Therapy for venous malformations had traditionally been surgical [8], though sclerotherapy is the current treatment of choice. Sclerotherapy is generally painful and, as such, is most often performed under general anesthesia. Though easily manageable in most locations, post-sclerosis edema must always be considered in approaching these lesions. For example, orbital venous malformations leave little room for post-therapeutic swelling, and sclerotherapy in this location should be undertaken with the ophthalmology team available for urgent decompressive lateral canthotomy, if necessary; other options include surgical resection with or without associated endovascular liquid embolic occlusion. If there is no vision compromise, observation of these lesions is a reasonable option as well. Similarly, venous malformations of the head and neck associated with the airway, particularly those with baseline airway compromise and the need for repetitive treatments, may necessitate tracheostomy in conjunction with therapy. As mentioned below, bleomycin is associated with less post-procedural swelling than other sclerosants and can be an excellent choice in locations such as the orbit and airway.

Sclerotherapy is generally performed under sonographic and/or fluoroscopic guidance (Fig. 2) [9]. Results are best with localized venous malformations, and for very diffuse lesions, therapeutic goals generally focus around the most symptomatic portions of the malformation. One important consideration is the identification of rapid initial venous drainage. In those cases, manual compression of these draining veins for the initial 2–3 min of sclerosis can be helpful. In some cases, coil or liquid embolic occlusion of the outlet from the malformation to the adjacent draining veins can compartmentalize the lesion, ensuring that a large amount of sclerosant does not escape into the venous system. An additional technique for such situations is the double needle technique [10], whereby the malformation is accessed with two needles, using one for sclerosant injection and the other as a low-pressure escape valve, to reduce the risk of nontarget sclerosis.


Fig. 2
Lateral projection from a direct percutaneous angiogram of the left cheek venous malformation (a) demonstrates a large, disorganized cluster of venous pouches, ultimately communicating with the normal venous drainage system. Frontal spot radiograph (b) during sclerosis with 3 % sodium tetradecyl sulfate (in a 2:1:1 mixture with lipiodol and air) demonstrates sclerosant within the malformation

The choice of sclerosing agent is dependent both on availability in a given country and on operator preference. Ethanol is the most potent of the sclerosing agents but is likely associated with the most serious potential morbidity; extravasation can result in severe damage or necrosis of adjacent soft tissue and nerve injury. Doses exceeding 0.75 mL/kg invariably result in intoxication [11]. Though there is a risk of cardiovascular collapse with ethanol, this is rare and can be avoided with careful, limited use, with the total dose kept below 1 mL/kg (maximum of 60 mL) and given gradually, in small aliquots. As head and neck lesions are rarely voluminous enough to require very large doses of sclerosant (as compared with the sometimes massive anomalies seen in truncal or limb lesions), the cardiac morbidity and pulmonary hypertension are rarely seen in this setting. In addition, sclerosants including alcohol cause hemolysis, which at a sizable scale may lead to hemoglobinuria. This is typically managed by generous hydration, urinary alkalinization, and close monitoring of urinary output [9], so other than for treatment of the smallest lesions, placement of a Foley catheter for these procedures is of great utility.

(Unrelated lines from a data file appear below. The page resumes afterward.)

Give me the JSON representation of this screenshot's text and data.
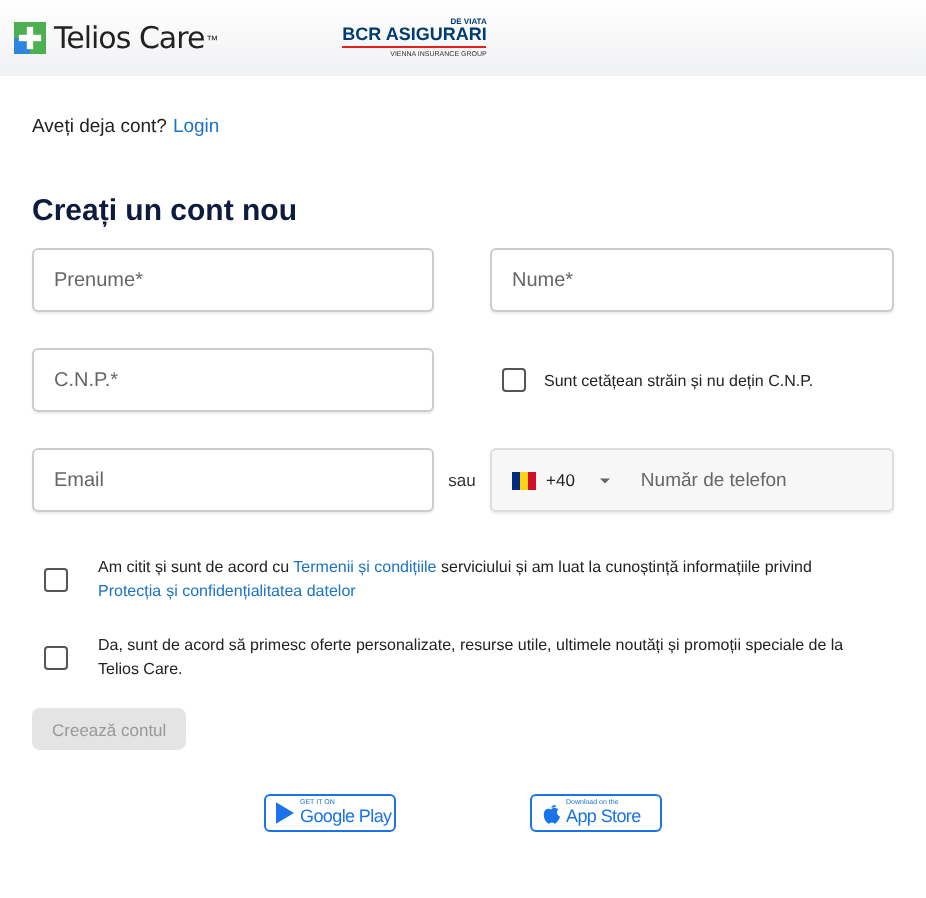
{
  "header": {
    "brand": "Telios Care",
    "brand_mark": "™",
    "partner": {
      "top": "DE VIATA",
      "name": "BCR ASIGURARI",
      "sub": "VIENNA INSURANCE GROUP"
    }
  },
  "login_prompt": {
    "text": "Aveți deja cont?",
    "link": "Login"
  },
  "title": "Creați un cont nou",
  "fields": {
    "first_name": {
      "placeholder": "Prenume*"
    },
    "last_name": {
      "placeholder": "Nume*"
    },
    "cnp": {
      "placeholder": "C.N.P.*"
    },
    "email": {
      "placeholder": "Email"
    },
    "phone": {
      "country_code": "+40",
      "placeholder": "Număr de telefon"
    }
  },
  "foreigner": {
    "label": "Sunt cetățean străin și nu dețin C.N.P.",
    "checked": false
  },
  "or_label": "sau",
  "consents": [
    {
      "checked": false,
      "parts": [
        {
          "kind": "text",
          "text": "Am citit și sunt de acord cu "
        },
        {
          "kind": "link",
          "text": "Termenii și condițiile"
        },
        {
          "kind": "text",
          "text": " serviciului și am luat la cunoștință informațiile privind "
        },
        {
          "kind": "link",
          "text": "Protecția"
        },
        {
          "kind": "link",
          "text": "și confidențialitatea datelor"
        }
      ]
    },
    {
      "checked": false,
      "parts": [
        {
          "kind": "text",
          "text": "Da, sunt de acord să primesc oferte personalizate, resurse utile, ultimele noutăți și promoții speciale de la Telios Care."
        }
      ]
    }
  ],
  "submit": {
    "label": "Creează contul",
    "disabled": true
  },
  "stores": [
    {
      "kind": "google",
      "small": "GET IT ON",
      "big": "Google Play"
    },
    {
      "kind": "apple",
      "small": "Download on the",
      "big": "App Store"
    }
  ]
}
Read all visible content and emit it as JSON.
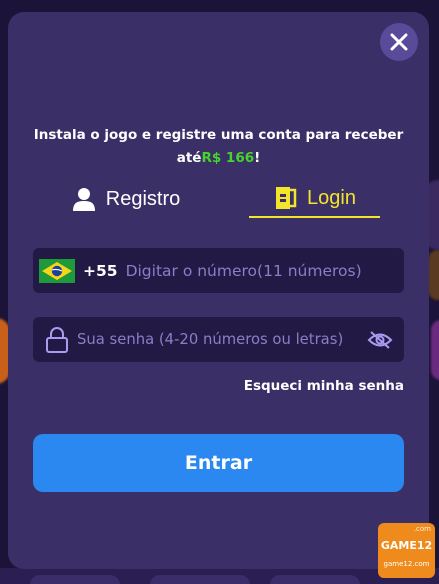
{
  "modal": {
    "promo_text": "Instala o jogo e registre uma conta para receber",
    "promo_prefix": "até",
    "promo_amount": "R$ 166",
    "promo_suffix": "!"
  },
  "tabs": {
    "register_label": "Registro",
    "login_label": "Login",
    "active": "Login"
  },
  "phone": {
    "country_code": "+55",
    "placeholder": "Digitar o número(11 números)",
    "value": ""
  },
  "password": {
    "placeholder": "Sua senha (4-20 números ou letras)",
    "value": ""
  },
  "forgot_label": "Esqueci minha senha",
  "submit_label": "Entrar",
  "watermark": {
    "top": ".com",
    "name": "GAME12",
    "site": "game12.com"
  },
  "colors": {
    "modal_bg": "#3a2f66",
    "field_bg": "#221a45",
    "accent_yellow": "#f3e52a",
    "amount_green": "#46d42c",
    "button_blue": "#2a88f0",
    "placeholder": "#8a7ec6"
  },
  "icons": {
    "close": "close-icon",
    "register": "user-icon",
    "login": "login-door-icon",
    "flag": "brazil-flag-icon",
    "lock": "lock-icon",
    "eye": "eye-slash-icon"
  }
}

Given the potential soft tissue and nerve-related morbidity of ethanol sclerosis, many operators prefer other sclerosants, such as detergent agents. The most commonly used such agent is sodium tetradecyl sulfate (STS), with others in this class including polydocanol, sodium morrhuate, and ethanolamine. These are typically mixed with contrast agents such as Ethiodol for procedural visibility. Foaming of the sclerosant plus Ethiodol plus air is reported to increase efficacy, possibly due to increased surface area of the microbubbles generated for endothelial contact, as compared with a pure liquid [12].

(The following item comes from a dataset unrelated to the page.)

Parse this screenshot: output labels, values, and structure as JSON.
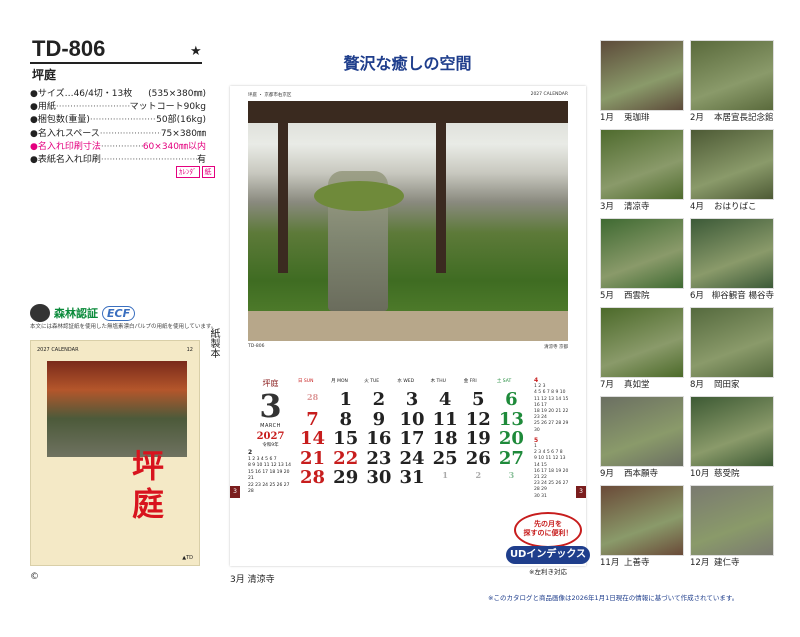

Bleomycin, an antibiotic and antitumor agent originally derived from Streptomyces verticillus in 1966, is also used as a sclerosing agent for venous malformations. Given that bleomycin induces minimal posttreatment edema in comparison with other sclerosing agents, it can be of particular utility for lesions involving the airway. While bleomycin is associated with possible pulmonary fibrosis, this morbidity is seen at much larger systemic doses than are used with percutaneous sclerosis, with a threshold of >400 units. By comparison, the doses used for typical pediatric interventions are 0.5–1 mg/kg, and cases of bleomycin-associated pulmonary fibrosis have not been reported in the context of vascular anomaly sclerotherapy. Despite this, many groups obtain baseline pulmonary function tests and chest radiographs in patients undergoing bleomycin sclerotherapy and then continue to monitor pulmonary function after treatment.

Although not helpful as a primary treatment agent, as mentioned above, coils can be a useful adjunct, in particular, for malformations with rapid communication to adjacent veins. Liquid embolic agents, such as acrylate glue (nBCA) or ethylene vinyl copolymer (Onyx), although designed for the treatment of high-flow vascular malformations, can also be used to isolate venous malformations from adjacent veins into which they drain, allowing for safe and effective sclerotherapy.

Capillary Malformations

Capillary malformations are vascular lesions involving the superficial dermal layers and occur in 3 of every 1,000 newborns, darkening with age. Histopathologically, capillary malformations represent ectatic blood vessels in relatively denervated dermis. The most important feature of these lesions, aside from cosmesis, is their association with vascular syndromes such as Sturge-Weber syndrome, Klippel-Trenaunay syndrome, and Parkes Weber syndrome. In addition, it is commonly the case that capillary malformations involve the skin over an underlying fast-flow lesion, such as AVM, and at times, may involve the skin over lymphatic or venous malformations as well.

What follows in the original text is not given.